Editors ensure the written quality of print and online publications. Their duties might include reading manuscripts, making sure that a writer's formatting fits house style guidelines, correcting grammatical or factual errors and making suggestions for improvement. They may also be responsible for selecting articles or manuscripts for publication, assisting with design layout and overseeing other aspects of publication.
Content Editors are responsible for all aspects of content, which includes development, design, production, presentation, evaluation, and analysis. They will use data and feedback from users to help evaluate and enhance the value of a set of written materials and websites.
Prepare, rewrite and edit copy to improve readability, or supervise others who do this work.
Read copy or proof to detect and correct errors in spelling, punctuation, and syntax.
Allocate print space for story text, photos, and illustrations according to space parameters and copy significance, using knowledge of layout principles.
Plan the contents of publications according to the publication's style, editorial policy, and publishing requirements.

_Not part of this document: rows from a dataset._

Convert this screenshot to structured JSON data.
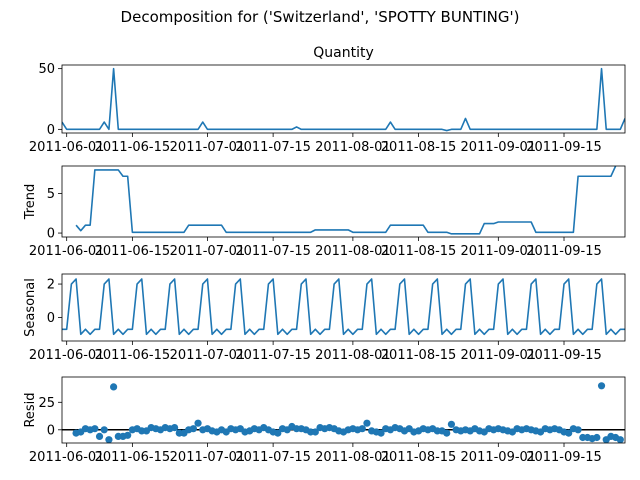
{
  "figure": {
    "title": "Decomposition for ('Switzerland', 'SPOTTY BUNTING')",
    "line_color": "#1f77b4"
  },
  "x_axis": {
    "start_date": "2011-05-31",
    "end_date": "2011-09-28",
    "tick_dates": [
      "2011-06-01",
      "2011-06-15",
      "2011-07-01",
      "2011-07-15",
      "2011-08-01",
      "2011-08-15",
      "2011-09-01",
      "2011-09-15"
    ],
    "tick_labels": [
      "2011-06-01",
      "2011-06-15",
      "2011-07-01",
      "2011-07-15",
      "2011-08-01",
      "2011-08-15",
      "2011-09-01",
      "2011-09-15"
    ]
  },
  "chart_data": [
    {
      "type": "line",
      "title": "Quantity",
      "ylabel": "",
      "ylim": [
        -3,
        53
      ],
      "yticks": [
        0,
        50
      ],
      "grid": false,
      "series": [
        {
          "values": [
            {
              "x": "2011-05-31",
              "y": 6
            },
            {
              "x": "2011-06-01",
              "y": 0
            },
            {
              "x": "2011-06-08",
              "y": 0
            },
            {
              "x": "2011-06-09",
              "y": 6
            },
            {
              "x": "2011-06-10",
              "y": 0
            },
            {
              "x": "2011-06-11",
              "y": 50
            },
            {
              "x": "2011-06-12",
              "y": 0
            },
            {
              "x": "2011-06-29",
              "y": 0
            },
            {
              "x": "2011-06-30",
              "y": 6
            },
            {
              "x": "2011-07-01",
              "y": 0
            },
            {
              "x": "2011-07-19",
              "y": 0
            },
            {
              "x": "2011-07-20",
              "y": 2
            },
            {
              "x": "2011-07-21",
              "y": 0
            },
            {
              "x": "2011-08-08",
              "y": 0
            },
            {
              "x": "2011-08-09",
              "y": 6
            },
            {
              "x": "2011-08-10",
              "y": 0
            },
            {
              "x": "2011-08-20",
              "y": 0
            },
            {
              "x": "2011-08-21",
              "y": -1
            },
            {
              "x": "2011-08-22",
              "y": 0
            },
            {
              "x": "2011-08-24",
              "y": 0
            },
            {
              "x": "2011-08-25",
              "y": 9
            },
            {
              "x": "2011-08-26",
              "y": 0
            },
            {
              "x": "2011-09-22",
              "y": 0
            },
            {
              "x": "2011-09-23",
              "y": 50
            },
            {
              "x": "2011-09-24",
              "y": 0
            },
            {
              "x": "2011-09-27",
              "y": 0
            },
            {
              "x": "2011-09-28",
              "y": 9
            }
          ]
        }
      ]
    },
    {
      "type": "line",
      "title": "",
      "ylabel": "Trend",
      "ylim": [
        -0.5,
        8.5
      ],
      "yticks": [
        0,
        5
      ],
      "grid": false,
      "series": [
        {
          "values": [
            {
              "x": "2011-06-03",
              "y": 1
            },
            {
              "x": "2011-06-04",
              "y": 0.3
            },
            {
              "x": "2011-06-05",
              "y": 1
            },
            {
              "x": "2011-06-06",
              "y": 1
            },
            {
              "x": "2011-06-07",
              "y": 8
            },
            {
              "x": "2011-06-12",
              "y": 8
            },
            {
              "x": "2011-06-13",
              "y": 7.2
            },
            {
              "x": "2011-06-14",
              "y": 7.2
            },
            {
              "x": "2011-06-15",
              "y": 0.1
            },
            {
              "x": "2011-06-26",
              "y": 0.1
            },
            {
              "x": "2011-06-27",
              "y": 1
            },
            {
              "x": "2011-07-04",
              "y": 1
            },
            {
              "x": "2011-07-05",
              "y": 0.1
            },
            {
              "x": "2011-07-23",
              "y": 0.1
            },
            {
              "x": "2011-07-24",
              "y": 0.4
            },
            {
              "x": "2011-07-31",
              "y": 0.4
            },
            {
              "x": "2011-08-01",
              "y": 0.1
            },
            {
              "x": "2011-08-08",
              "y": 0.1
            },
            {
              "x": "2011-08-09",
              "y": 1
            },
            {
              "x": "2011-08-16",
              "y": 1
            },
            {
              "x": "2011-08-17",
              "y": 0.1
            },
            {
              "x": "2011-08-21",
              "y": 0.1
            },
            {
              "x": "2011-08-22",
              "y": -0.1
            },
            {
              "x": "2011-08-28",
              "y": -0.1
            },
            {
              "x": "2011-08-29",
              "y": 1.2
            },
            {
              "x": "2011-08-31",
              "y": 1.2
            },
            {
              "x": "2011-09-01",
              "y": 1.4
            },
            {
              "x": "2011-09-08",
              "y": 1.4
            },
            {
              "x": "2011-09-09",
              "y": 0.1
            },
            {
              "x": "2011-09-17",
              "y": 0.1
            },
            {
              "x": "2011-09-18",
              "y": 7.2
            },
            {
              "x": "2011-09-25",
              "y": 7.2
            },
            {
              "x": "2011-09-26",
              "y": 8.5
            }
          ]
        }
      ]
    },
    {
      "type": "line",
      "title": "",
      "ylabel": "Seasonal",
      "ylim": [
        -1.4,
        2.6
      ],
      "yticks": [
        0,
        2
      ],
      "grid": false,
      "series": [
        {
          "pattern": {
            "start": "2011-05-31",
            "end": "2011-09-28",
            "period_days": 7,
            "cycle": [
              -0.7,
              -0.7,
              2.0,
              2.3,
              -1.0,
              -0.7,
              -1.0
            ]
          }
        }
      ]
    },
    {
      "type": "scatter",
      "title": "",
      "ylabel": "Resid",
      "ylim": [
        -12,
        48
      ],
      "yticks": [
        0,
        25
      ],
      "zero_line": true,
      "grid": false,
      "series": [
        {
          "values": [
            {
              "x": "2011-06-03",
              "y": -3
            },
            {
              "x": "2011-06-04",
              "y": -2
            },
            {
              "x": "2011-06-05",
              "y": 1
            },
            {
              "x": "2011-06-06",
              "y": 0
            },
            {
              "x": "2011-06-07",
              "y": 1
            },
            {
              "x": "2011-06-08",
              "y": -6
            },
            {
              "x": "2011-06-09",
              "y": 0
            },
            {
              "x": "2011-06-10",
              "y": -9
            },
            {
              "x": "2011-06-11",
              "y": 39
            },
            {
              "x": "2011-06-12",
              "y": -6
            },
            {
              "x": "2011-06-13",
              "y": -6
            },
            {
              "x": "2011-06-14",
              "y": -5
            },
            {
              "x": "2011-06-15",
              "y": 0
            },
            {
              "x": "2011-06-16",
              "y": 1
            },
            {
              "x": "2011-06-17",
              "y": -1
            },
            {
              "x": "2011-06-18",
              "y": -1
            },
            {
              "x": "2011-06-19",
              "y": 2
            },
            {
              "x": "2011-06-20",
              "y": 1
            },
            {
              "x": "2011-06-21",
              "y": 0
            },
            {
              "x": "2011-06-22",
              "y": 2
            },
            {
              "x": "2011-06-23",
              "y": 1
            },
            {
              "x": "2011-06-24",
              "y": 2
            },
            {
              "x": "2011-06-25",
              "y": -3
            },
            {
              "x": "2011-06-26",
              "y": -3
            },
            {
              "x": "2011-06-27",
              "y": 0
            },
            {
              "x": "2011-06-28",
              "y": 1
            },
            {
              "x": "2011-06-29",
              "y": 6
            },
            {
              "x": "2011-06-30",
              "y": 0
            },
            {
              "x": "2011-07-01",
              "y": 1
            },
            {
              "x": "2011-07-02",
              "y": -1
            },
            {
              "x": "2011-07-03",
              "y": -2
            },
            {
              "x": "2011-07-04",
              "y": 0
            },
            {
              "x": "2011-07-05",
              "y": -2
            },
            {
              "x": "2011-07-06",
              "y": 1
            },
            {
              "x": "2011-07-07",
              "y": 0
            },
            {
              "x": "2011-07-08",
              "y": 1
            },
            {
              "x": "2011-07-09",
              "y": -2
            },
            {
              "x": "2011-07-10",
              "y": -1
            },
            {
              "x": "2011-07-11",
              "y": 1
            },
            {
              "x": "2011-07-12",
              "y": 0
            },
            {
              "x": "2011-07-13",
              "y": 2
            },
            {
              "x": "2011-07-14",
              "y": 0
            },
            {
              "x": "2011-07-15",
              "y": -2
            },
            {
              "x": "2011-07-16",
              "y": -3
            },
            {
              "x": "2011-07-17",
              "y": 1
            },
            {
              "x": "2011-07-18",
              "y": 0
            },
            {
              "x": "2011-07-19",
              "y": 3
            },
            {
              "x": "2011-07-20",
              "y": 1
            },
            {
              "x": "2011-07-21",
              "y": 1
            },
            {
              "x": "2011-07-22",
              "y": 0
            },
            {
              "x": "2011-07-23",
              "y": -2
            },
            {
              "x": "2011-07-24",
              "y": -2
            },
            {
              "x": "2011-07-25",
              "y": 2
            },
            {
              "x": "2011-07-26",
              "y": 1
            },
            {
              "x": "2011-07-27",
              "y": 2
            },
            {
              "x": "2011-07-28",
              "y": 1
            },
            {
              "x": "2011-07-29",
              "y": -1
            },
            {
              "x": "2011-07-30",
              "y": -2
            },
            {
              "x": "2011-07-31",
              "y": 0
            },
            {
              "x": "2011-08-01",
              "y": 1
            },
            {
              "x": "2011-08-02",
              "y": 0
            },
            {
              "x": "2011-08-03",
              "y": 1
            },
            {
              "x": "2011-08-04",
              "y": 6
            },
            {
              "x": "2011-08-05",
              "y": -1
            },
            {
              "x": "2011-08-06",
              "y": -2
            },
            {
              "x": "2011-08-07",
              "y": -3
            },
            {
              "x": "2011-08-08",
              "y": 1
            },
            {
              "x": "2011-08-09",
              "y": 0
            },
            {
              "x": "2011-08-10",
              "y": 2
            },
            {
              "x": "2011-08-11",
              "y": 1
            },
            {
              "x": "2011-08-12",
              "y": -1
            },
            {
              "x": "2011-08-13",
              "y": 1
            },
            {
              "x": "2011-08-14",
              "y": -2
            },
            {
              "x": "2011-08-15",
              "y": -1
            },
            {
              "x": "2011-08-16",
              "y": 1
            },
            {
              "x": "2011-08-17",
              "y": 0
            },
            {
              "x": "2011-08-18",
              "y": 1
            },
            {
              "x": "2011-08-19",
              "y": -1
            },
            {
              "x": "2011-08-20",
              "y": -1
            },
            {
              "x": "2011-08-21",
              "y": -3
            },
            {
              "x": "2011-08-22",
              "y": 5
            },
            {
              "x": "2011-08-23",
              "y": 0
            },
            {
              "x": "2011-08-24",
              "y": -1
            },
            {
              "x": "2011-08-25",
              "y": 0
            },
            {
              "x": "2011-08-26",
              "y": -1
            },
            {
              "x": "2011-08-27",
              "y": 1
            },
            {
              "x": "2011-08-28",
              "y": -1
            },
            {
              "x": "2011-08-29",
              "y": -2
            },
            {
              "x": "2011-08-30",
              "y": 1
            },
            {
              "x": "2011-08-31",
              "y": 0
            },
            {
              "x": "2011-09-01",
              "y": 1
            },
            {
              "x": "2011-09-02",
              "y": 0
            },
            {
              "x": "2011-09-03",
              "y": -1
            },
            {
              "x": "2011-09-04",
              "y": -2
            },
            {
              "x": "2011-09-05",
              "y": 1
            },
            {
              "x": "2011-09-06",
              "y": 0
            },
            {
              "x": "2011-09-07",
              "y": 1
            },
            {
              "x": "2011-09-08",
              "y": 0
            },
            {
              "x": "2011-09-09",
              "y": -1
            },
            {
              "x": "2011-09-10",
              "y": -2
            },
            {
              "x": "2011-09-11",
              "y": 1
            },
            {
              "x": "2011-09-12",
              "y": 0
            },
            {
              "x": "2011-09-13",
              "y": 1
            },
            {
              "x": "2011-09-14",
              "y": 0
            },
            {
              "x": "2011-09-15",
              "y": -2
            },
            {
              "x": "2011-09-16",
              "y": -3
            },
            {
              "x": "2011-09-17",
              "y": 1
            },
            {
              "x": "2011-09-18",
              "y": 0
            },
            {
              "x": "2011-09-19",
              "y": -7
            },
            {
              "x": "2011-09-20",
              "y": -7
            },
            {
              "x": "2011-09-21",
              "y": -8
            },
            {
              "x": "2011-09-22",
              "y": -7
            },
            {
              "x": "2011-09-23",
              "y": 40
            },
            {
              "x": "2011-09-24",
              "y": -9
            },
            {
              "x": "2011-09-25",
              "y": -6
            },
            {
              "x": "2011-09-26",
              "y": -7
            },
            {
              "x": "2011-09-27",
              "y": -9
            }
          ]
        }
      ]
    }
  ]
}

Verify facts, dates, and statistics, using standard reference sources.
Review and approve proofs submitted by composing room prior to publication production.
Develop story or content ideas, considering reader or audience appeal.
Oversee publication production, including artwork, layout, computer typesetting, and printing, ensuring adherence to deadlines and budget requirements.
Comply with media law and ethical guidelines.
Meet deadlines and budget requirements
Arrange for copyright permissions.
Make manuscript acceptance or revision recommendations to the publisher.
The first step to becoming an editor involves identifying and pursuing specific editorial work. Prospective editors should identify what type of editorial work they wish to do. For example, fashion magazine editors should have an interest in fashion, whereas book editors should enjoy literature. Other specialty areas include medical and legal publishing. Identifying the industry in which one wants to work may help prospective editors determine what training they need.
The second step to becoming an editor centers around earning a bachelor's degree. A college education is required for most editing jobs. Although it's possible for someone who demonstrates strong writing and editorial skills to train on the job, a bachelor's degree in English, communications or journalism is often a prerequisite for one seeking to become an editor.
The third step to becoming an editor involves acquiring supplemental skills. Since most editing is done on a computer, prospective editors also might take classes in computers, graphic design, and Web content management, which can help them to better understand specific editing issues, such as layouts and character limits. Because more and more manuscripts are being submitted in electronic format, it's important for editors to have a working understanding of computers and editing software.
The fourth step to becoming an editor consists of gaining work experience. Entry-level editorial positions in publishing houses or with news organizations can allow aspiring editors to gain professional experience. Recent graduates often start out as editorial assistants or may begin their careers as writers and then advance to work under, or as, an editor-in-chief.
An associate degree in professional writing and editing builds professional writing and editing skills in students. Students will develop a solid grounding in the use of language, grammar, and punctuation, which will assist them writing, proofreading, and editing.
A bachelor’s degree in journalism provides a solid education for anyone wishing to work as an editor. Journalism programs require students to learn graphic design, story writing, and copyediting. Students also take courses in media ethics and media law. Journalism students also often serve as writers and editors for the school newspaper, and that experience transfers well to the professional world.
A master’s degree in Writing, Editing, and Publishing locates you in a rich arts environment with a strong vocational emphasis. You will learn how to write and edit academic papers, business documents, fiction, non-fiction, review, and many other genres. You will also gain knowledge about the ever-changing landscape of the international publishing industries.